Hybridized defects in solid-state materials as artificial molecules

TL;DR

This paper demonstrates the creation of artificial molecules in 2D materials, revealing how defect interactions can be controlled to tune quantum properties for potential quantum information applications.

Contribution

It introduces the concept of defect molecules in solid-state materials, showing how defect interactions can be engineered to control quantum optoelectronic properties.

Findings

Observation of configuration- and distance-dependent defect hybridization.

Splitting energies of defect orbitals range from ~10 meV to nearly 1 eV.

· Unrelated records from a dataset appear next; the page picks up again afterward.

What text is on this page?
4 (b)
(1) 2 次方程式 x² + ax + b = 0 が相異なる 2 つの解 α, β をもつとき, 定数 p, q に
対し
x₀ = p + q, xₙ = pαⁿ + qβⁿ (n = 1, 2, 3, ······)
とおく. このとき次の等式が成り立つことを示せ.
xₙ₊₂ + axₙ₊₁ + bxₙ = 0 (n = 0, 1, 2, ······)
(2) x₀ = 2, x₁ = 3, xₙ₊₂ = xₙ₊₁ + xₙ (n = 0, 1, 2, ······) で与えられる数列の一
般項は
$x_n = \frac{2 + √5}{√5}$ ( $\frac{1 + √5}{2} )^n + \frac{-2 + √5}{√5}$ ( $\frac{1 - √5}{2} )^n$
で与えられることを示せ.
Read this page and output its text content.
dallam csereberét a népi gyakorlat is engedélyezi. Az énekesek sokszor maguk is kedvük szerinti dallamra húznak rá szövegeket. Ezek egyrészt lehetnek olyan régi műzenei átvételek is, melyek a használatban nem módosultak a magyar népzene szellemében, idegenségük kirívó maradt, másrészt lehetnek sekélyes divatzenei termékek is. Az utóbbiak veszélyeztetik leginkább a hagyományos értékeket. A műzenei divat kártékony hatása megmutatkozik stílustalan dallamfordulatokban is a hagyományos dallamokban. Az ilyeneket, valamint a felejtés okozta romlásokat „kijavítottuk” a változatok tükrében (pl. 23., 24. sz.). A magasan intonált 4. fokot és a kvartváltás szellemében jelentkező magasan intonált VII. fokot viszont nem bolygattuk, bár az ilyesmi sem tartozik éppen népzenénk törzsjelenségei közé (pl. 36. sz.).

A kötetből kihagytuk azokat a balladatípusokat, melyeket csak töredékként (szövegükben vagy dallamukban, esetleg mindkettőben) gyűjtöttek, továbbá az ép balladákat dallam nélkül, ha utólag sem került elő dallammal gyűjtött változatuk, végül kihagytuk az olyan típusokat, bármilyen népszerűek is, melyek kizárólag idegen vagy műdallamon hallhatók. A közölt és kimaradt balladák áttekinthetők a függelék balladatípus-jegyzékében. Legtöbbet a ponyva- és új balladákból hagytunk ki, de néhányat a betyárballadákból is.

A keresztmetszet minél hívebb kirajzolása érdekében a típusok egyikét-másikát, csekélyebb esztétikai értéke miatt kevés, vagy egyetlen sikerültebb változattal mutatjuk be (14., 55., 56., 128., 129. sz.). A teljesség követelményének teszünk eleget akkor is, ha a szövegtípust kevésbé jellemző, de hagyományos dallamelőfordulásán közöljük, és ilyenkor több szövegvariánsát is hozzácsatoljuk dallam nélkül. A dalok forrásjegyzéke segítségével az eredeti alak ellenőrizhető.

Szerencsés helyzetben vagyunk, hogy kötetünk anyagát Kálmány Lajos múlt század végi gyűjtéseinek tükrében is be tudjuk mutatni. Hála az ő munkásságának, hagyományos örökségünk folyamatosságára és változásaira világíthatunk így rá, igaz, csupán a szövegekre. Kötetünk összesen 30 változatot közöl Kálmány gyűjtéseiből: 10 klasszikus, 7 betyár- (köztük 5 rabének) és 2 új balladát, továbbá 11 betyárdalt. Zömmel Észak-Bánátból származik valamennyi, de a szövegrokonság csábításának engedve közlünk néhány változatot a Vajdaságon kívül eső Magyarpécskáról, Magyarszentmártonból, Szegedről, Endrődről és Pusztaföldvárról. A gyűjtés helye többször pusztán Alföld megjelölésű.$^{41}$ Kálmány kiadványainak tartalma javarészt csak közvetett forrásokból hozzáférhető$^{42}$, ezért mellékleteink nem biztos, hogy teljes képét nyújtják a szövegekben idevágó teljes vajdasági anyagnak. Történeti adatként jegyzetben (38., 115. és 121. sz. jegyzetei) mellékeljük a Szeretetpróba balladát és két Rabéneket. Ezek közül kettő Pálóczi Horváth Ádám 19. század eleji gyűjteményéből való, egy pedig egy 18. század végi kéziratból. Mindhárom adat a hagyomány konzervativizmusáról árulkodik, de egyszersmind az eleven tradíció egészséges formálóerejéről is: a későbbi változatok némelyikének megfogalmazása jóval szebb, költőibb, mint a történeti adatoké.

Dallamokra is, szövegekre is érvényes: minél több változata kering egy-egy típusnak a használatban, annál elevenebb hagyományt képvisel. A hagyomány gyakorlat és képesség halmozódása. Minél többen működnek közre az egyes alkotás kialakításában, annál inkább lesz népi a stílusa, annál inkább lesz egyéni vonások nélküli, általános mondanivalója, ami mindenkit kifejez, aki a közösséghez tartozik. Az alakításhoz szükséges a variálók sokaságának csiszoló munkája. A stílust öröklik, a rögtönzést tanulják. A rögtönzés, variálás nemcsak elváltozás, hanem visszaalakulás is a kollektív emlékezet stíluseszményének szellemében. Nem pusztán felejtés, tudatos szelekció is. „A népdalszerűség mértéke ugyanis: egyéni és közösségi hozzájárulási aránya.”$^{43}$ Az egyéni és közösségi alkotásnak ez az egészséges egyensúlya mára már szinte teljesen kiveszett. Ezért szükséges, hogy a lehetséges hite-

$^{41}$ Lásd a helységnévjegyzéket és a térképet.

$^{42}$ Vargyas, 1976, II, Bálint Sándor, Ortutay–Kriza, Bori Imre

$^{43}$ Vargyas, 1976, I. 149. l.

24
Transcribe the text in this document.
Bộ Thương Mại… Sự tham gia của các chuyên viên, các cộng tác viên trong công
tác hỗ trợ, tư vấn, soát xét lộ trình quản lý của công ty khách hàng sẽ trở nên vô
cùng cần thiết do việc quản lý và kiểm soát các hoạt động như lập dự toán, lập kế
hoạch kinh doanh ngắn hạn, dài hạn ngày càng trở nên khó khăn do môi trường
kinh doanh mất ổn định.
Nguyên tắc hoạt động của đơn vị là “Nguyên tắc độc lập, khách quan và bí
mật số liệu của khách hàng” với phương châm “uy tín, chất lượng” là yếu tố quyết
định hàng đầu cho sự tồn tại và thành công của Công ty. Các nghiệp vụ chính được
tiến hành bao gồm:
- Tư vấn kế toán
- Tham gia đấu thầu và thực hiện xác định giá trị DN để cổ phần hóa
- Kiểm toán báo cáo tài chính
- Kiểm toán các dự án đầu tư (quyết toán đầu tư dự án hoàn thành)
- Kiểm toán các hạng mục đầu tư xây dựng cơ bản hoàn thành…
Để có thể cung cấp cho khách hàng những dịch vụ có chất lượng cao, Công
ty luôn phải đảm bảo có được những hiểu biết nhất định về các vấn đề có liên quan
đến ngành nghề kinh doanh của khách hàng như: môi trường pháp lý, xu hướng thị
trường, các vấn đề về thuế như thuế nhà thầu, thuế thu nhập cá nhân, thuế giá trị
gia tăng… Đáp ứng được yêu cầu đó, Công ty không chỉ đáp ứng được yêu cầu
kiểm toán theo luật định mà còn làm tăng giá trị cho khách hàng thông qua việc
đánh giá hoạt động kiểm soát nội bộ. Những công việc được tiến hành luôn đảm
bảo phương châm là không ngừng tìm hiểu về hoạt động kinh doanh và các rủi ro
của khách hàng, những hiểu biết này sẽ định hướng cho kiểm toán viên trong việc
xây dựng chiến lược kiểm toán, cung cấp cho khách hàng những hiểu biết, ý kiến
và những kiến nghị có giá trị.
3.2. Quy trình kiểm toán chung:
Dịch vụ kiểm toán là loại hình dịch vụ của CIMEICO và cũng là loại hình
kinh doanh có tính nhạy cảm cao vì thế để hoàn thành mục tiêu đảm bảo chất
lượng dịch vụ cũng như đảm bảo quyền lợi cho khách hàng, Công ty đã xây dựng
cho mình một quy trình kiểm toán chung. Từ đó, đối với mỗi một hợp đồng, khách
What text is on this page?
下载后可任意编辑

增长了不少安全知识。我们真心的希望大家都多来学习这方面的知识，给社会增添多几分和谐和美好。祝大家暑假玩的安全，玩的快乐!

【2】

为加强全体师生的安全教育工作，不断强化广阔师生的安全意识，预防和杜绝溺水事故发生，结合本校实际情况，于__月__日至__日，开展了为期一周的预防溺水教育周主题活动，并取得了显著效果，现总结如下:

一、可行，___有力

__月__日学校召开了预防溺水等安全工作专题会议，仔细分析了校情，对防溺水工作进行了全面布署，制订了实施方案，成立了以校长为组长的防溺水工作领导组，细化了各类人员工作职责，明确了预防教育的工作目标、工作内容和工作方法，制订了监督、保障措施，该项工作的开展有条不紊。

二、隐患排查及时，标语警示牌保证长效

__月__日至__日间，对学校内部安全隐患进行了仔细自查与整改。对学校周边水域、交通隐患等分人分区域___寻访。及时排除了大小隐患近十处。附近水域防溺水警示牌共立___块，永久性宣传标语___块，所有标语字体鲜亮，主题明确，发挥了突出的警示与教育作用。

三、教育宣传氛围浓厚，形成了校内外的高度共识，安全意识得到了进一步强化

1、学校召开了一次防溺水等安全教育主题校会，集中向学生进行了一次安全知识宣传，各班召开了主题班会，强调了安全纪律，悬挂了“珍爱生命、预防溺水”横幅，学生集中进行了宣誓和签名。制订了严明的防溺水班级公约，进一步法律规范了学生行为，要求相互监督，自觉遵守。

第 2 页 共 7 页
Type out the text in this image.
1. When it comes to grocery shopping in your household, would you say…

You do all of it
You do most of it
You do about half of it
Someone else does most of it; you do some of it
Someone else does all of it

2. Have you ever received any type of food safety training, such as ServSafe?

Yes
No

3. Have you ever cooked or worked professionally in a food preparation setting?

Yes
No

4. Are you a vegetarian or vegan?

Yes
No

Variation of defect pair distances alters optical absorption wavelengths.

Abstract

Two-dimensional materials can be crafted with structural precision approaching the atomic scale, enabling quantum defects-by-design. These defects are frequently described as artificial atoms and are emerging optically-addressable spin qubits. However, interactions and coupling of such artificial atoms with each other, in the presence of the lattice, is remarkably underexplored. Here we present the formation of artificial molecules in solids, introducing a new degree of freedom in control of quantum optoelectronic materials. Specifically, in monolayer hexagonal boron nitride as our model system, we observe configuration- and distance-dependent dissociation curves and hybridization of defect orbitals within the bandgap into bonding and antibonding orbitals, with splitting energies ranging from $\sim$ 10 meV to nearly 1 eV. We calculate the energetics of $cis$ and $trans$ out-of-plane defect pairs CH$_\textrm{B}$-CH$_\textrm{B}$ against an in-plane defect pair C$_\textrm{B}$-C$_\textrm{B}$ and find that in-plane defect pair interacts more strongly than out-of-plane pairs. We demonstrate an application of this chemical degree of freedom by varying the distance between C$_\textrm{B}$ and V$_\textrm{N}$ of C$_\textrm{B}$V$_\textrm{N}$ and observe changes in the predicted peak absorption wavelength from the visible to the near-infrared spectral band. We envision leveraging this chemical degree of freedom of defect complexes to precisely control and tune defect properties towards engineering robust quantum memories and quantum emitters for quantum information science.